What should the customer know about your pricing (e.g., discounts, fees)?
$50 per hour. This rate is static minus discounts.
What education and/or training do you have that relates to your work?
I do believe in constantly educating yourself in this field of work, however, formal education is much too slow. By the time you finish a semester of formal schooling, you're already behind. The best thing you can do is read, read, read. Magazines, blogs, whitepapers, etc. Anything that will keep you aware of changes in the industry and give you the ability to see what is coming.
What types of customers have you worked with?
By far the most common types of jobs are virus removal and data recovery. Because of the increasing sophistication in targeted attacks, the need to protect computers from simple page-click attacks to more sophisticated worms that embed themselves in legitimate applications as also increased significantly.
The other most common problem is more complex to resolve and even more complex to be proactive about. Data recovery is usually very expensive, and actually unreasonably so. The only driver in the absurd pricing is that data is usually personal and very meaningful to the individual or business that needs it. However, it is my belief that there will always be a need to recover data simply because everything in IT has a short shelf life. This is just the nature of IT since things are running usually 24/7. Disks get used as long as you're doing anything on a computer. With that in mind, I provide data recovery services with the intent of making sure that a client is able to resume as usual as if nothing ever happened and without incurring a significant cost.

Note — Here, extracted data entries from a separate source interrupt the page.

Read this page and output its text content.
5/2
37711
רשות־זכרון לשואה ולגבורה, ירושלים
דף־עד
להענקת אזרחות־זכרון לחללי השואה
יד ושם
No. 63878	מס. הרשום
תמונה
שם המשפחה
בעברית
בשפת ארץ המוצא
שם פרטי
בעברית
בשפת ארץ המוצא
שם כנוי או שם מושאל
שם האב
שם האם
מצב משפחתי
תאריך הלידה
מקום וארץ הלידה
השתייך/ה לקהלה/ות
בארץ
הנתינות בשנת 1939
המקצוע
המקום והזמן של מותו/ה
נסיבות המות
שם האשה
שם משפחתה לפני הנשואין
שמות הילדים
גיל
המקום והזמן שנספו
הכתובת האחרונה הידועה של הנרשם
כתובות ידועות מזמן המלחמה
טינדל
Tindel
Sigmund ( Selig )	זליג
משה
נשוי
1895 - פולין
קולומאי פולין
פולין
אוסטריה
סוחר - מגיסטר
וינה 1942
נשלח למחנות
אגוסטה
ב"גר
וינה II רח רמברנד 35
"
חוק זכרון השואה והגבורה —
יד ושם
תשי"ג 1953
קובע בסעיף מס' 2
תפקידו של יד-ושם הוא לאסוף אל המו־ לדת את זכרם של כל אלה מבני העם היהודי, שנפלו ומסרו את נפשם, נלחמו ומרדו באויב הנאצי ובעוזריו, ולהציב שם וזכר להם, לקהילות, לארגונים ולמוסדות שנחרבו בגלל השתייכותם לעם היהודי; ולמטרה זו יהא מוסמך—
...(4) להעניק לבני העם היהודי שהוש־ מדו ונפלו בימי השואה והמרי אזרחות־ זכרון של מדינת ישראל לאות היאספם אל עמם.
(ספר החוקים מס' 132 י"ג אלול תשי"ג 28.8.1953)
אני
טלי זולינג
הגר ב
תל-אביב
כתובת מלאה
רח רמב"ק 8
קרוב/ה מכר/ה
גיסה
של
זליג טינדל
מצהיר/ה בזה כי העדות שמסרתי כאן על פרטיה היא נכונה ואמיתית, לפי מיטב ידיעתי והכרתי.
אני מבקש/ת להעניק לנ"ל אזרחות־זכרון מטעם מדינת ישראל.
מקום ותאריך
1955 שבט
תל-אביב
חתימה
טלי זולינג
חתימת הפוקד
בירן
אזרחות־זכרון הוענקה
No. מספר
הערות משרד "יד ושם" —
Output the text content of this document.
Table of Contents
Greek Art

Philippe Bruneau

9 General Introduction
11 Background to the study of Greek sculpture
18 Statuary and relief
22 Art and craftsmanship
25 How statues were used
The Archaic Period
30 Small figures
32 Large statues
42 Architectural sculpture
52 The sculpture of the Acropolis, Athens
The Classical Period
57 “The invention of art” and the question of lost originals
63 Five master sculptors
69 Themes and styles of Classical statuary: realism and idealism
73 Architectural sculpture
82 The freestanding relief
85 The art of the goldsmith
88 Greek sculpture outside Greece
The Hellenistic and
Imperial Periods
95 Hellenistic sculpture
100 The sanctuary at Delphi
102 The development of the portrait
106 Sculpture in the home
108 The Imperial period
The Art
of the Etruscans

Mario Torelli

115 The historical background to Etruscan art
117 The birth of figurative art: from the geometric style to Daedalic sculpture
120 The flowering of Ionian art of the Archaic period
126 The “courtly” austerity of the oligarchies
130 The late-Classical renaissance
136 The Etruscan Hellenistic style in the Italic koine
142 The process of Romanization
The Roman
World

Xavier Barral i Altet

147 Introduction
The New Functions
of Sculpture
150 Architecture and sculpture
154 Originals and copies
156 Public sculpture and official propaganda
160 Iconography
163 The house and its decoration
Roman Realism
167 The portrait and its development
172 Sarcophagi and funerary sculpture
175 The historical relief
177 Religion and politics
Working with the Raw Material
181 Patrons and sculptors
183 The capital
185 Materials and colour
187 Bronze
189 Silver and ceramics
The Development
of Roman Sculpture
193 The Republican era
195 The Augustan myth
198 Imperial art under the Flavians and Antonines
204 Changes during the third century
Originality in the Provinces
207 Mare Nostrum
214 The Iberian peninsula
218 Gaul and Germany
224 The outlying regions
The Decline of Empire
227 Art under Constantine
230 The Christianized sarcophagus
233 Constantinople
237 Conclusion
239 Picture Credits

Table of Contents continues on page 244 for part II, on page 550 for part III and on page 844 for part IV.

What advice would you give a customer looking to hire a provider in your area of work?
Learn more about the technology you're using or plan to use even if you don't want to. This way you'll be more aware of who can actually help you when looking to employ an IT employee or outsource to contractors and companies.
What questions should customers think through before talking to professionals about their project?
Think about the end result. You want the technology to resolve a problem or be a solution for a need. This is the bottom line. So no matter what a contractor promises in terms of what more can be done, you should always ask if what you're asking for is definitely doable.